Professor Siddique says such sovereignty can be achieved.
"This is a wonderful program which will have a long-lasting footprint," he said.
"Within the next decade, we will see prosperity in Timor-Leste which will lead to fewer problems, and eventually peace in the region."
The program isn't without problems.
Weevils and rats continue to attack the maize, eating roughly one-third of all the farmers' crops but this is where the research is invaluable.
The program, which has had millions of dollars pumped into it over 10 years, is supported by various arms of the Federal Government and the University of Western Australia.
And, it keeps growing.
Aid organisation AusAID estimates that by the end of next year, 60,000 farmers will be using higher-yielding crop varieties as a result of the program.
It's received high level support with prominent politicians jumping on board.
Professor William Erskine was working with farmers in Timor's Maliana, just south of Dili, when a Black Hawk helicopter emerged from behind a mountain range.

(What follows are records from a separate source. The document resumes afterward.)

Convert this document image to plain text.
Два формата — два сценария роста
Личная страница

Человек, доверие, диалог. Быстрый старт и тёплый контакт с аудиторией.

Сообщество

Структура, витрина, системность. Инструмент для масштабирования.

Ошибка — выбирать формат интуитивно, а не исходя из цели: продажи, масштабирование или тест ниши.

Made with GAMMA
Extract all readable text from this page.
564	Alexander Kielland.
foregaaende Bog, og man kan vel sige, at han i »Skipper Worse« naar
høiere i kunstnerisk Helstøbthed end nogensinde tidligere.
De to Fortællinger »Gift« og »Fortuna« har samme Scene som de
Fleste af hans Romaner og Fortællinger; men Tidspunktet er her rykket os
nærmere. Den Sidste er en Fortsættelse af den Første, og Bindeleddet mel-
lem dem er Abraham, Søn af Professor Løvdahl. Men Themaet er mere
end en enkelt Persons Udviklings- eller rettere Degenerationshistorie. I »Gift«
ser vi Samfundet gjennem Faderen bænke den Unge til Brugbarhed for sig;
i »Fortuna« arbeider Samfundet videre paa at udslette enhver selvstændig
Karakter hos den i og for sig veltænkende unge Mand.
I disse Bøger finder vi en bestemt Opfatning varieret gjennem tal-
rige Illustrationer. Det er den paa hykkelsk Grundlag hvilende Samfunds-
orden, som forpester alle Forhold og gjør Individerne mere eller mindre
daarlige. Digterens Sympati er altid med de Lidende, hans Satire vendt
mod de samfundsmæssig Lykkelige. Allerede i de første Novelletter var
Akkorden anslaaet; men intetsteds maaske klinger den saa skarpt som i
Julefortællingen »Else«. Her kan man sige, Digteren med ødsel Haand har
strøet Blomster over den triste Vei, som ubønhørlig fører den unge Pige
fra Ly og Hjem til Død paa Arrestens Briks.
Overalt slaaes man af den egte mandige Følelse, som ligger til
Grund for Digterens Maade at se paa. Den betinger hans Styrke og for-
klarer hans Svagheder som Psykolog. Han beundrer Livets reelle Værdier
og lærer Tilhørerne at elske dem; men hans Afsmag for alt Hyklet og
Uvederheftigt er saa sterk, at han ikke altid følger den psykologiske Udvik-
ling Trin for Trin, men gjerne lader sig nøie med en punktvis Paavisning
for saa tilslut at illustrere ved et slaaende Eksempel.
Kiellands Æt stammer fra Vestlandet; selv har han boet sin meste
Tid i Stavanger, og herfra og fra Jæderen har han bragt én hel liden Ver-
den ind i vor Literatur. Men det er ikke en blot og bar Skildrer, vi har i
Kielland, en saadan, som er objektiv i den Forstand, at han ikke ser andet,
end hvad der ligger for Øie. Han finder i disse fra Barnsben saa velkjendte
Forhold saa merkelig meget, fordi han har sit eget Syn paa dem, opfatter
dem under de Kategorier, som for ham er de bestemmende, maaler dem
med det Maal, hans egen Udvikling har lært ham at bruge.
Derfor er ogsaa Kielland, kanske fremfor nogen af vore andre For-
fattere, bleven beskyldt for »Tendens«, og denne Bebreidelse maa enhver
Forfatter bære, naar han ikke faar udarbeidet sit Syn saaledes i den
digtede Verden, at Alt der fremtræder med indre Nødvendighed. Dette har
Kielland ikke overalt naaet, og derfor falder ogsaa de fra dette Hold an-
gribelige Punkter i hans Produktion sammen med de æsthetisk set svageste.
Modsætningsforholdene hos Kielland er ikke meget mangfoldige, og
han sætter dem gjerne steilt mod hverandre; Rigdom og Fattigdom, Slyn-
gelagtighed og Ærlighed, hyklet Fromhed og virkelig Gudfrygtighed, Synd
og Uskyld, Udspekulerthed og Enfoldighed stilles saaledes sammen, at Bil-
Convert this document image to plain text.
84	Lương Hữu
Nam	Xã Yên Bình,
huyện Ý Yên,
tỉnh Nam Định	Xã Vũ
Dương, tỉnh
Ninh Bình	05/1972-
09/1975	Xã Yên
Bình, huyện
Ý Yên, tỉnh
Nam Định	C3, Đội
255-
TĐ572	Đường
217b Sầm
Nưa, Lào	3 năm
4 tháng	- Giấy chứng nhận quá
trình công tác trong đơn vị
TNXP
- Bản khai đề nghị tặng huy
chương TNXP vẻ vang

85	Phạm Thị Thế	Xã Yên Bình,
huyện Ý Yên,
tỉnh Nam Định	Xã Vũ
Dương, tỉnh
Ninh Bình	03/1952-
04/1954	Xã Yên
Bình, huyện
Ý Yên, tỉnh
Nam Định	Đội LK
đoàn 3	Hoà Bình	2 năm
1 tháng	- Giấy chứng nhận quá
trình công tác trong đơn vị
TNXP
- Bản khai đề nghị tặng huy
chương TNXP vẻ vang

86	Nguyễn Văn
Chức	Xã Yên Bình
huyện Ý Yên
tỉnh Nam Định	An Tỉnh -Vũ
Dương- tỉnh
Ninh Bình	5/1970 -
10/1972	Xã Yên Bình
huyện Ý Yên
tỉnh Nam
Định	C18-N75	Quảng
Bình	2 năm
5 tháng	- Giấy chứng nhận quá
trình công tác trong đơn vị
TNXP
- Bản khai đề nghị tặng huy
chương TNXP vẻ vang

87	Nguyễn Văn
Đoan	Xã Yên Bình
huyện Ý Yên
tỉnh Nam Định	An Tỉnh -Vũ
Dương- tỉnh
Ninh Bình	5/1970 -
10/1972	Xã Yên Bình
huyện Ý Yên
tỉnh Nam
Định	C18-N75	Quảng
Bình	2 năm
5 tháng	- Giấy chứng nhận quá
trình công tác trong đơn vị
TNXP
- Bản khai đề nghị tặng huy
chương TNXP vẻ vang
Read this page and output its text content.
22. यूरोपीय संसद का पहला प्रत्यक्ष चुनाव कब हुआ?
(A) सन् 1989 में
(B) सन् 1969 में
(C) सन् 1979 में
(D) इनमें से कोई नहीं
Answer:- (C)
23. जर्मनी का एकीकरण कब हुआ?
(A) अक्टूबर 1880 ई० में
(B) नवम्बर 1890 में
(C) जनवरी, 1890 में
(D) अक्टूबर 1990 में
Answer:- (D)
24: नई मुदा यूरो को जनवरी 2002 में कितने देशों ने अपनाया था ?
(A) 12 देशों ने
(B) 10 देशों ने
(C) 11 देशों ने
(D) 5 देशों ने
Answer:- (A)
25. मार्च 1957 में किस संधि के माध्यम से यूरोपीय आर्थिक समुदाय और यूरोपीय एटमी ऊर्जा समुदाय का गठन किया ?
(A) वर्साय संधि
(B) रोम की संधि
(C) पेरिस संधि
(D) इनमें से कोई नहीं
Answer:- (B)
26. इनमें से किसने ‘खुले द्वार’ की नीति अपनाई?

When the door opened, Australia's Foreign Minister Kevin Rudd came out, closely followed by the Timorese President Jose Ramos-Horta.
They were there to meet Timorese farmers to discuss the success of the project.
"East Timor is on a better path towards overcoming what is still a horrendously high malnutrition rate among its people and among its children where we still see evidence of stunted growth," Mr Rudd said at the time.
They also looked at the next stage of the program which will introduce a wider range of crops including bean, potatoes, wheat and barley.
Researchers and students alike now hope that by the end of the five year period, more than half of all farmers in Timor-Leste will be planting improved varieties of food crops.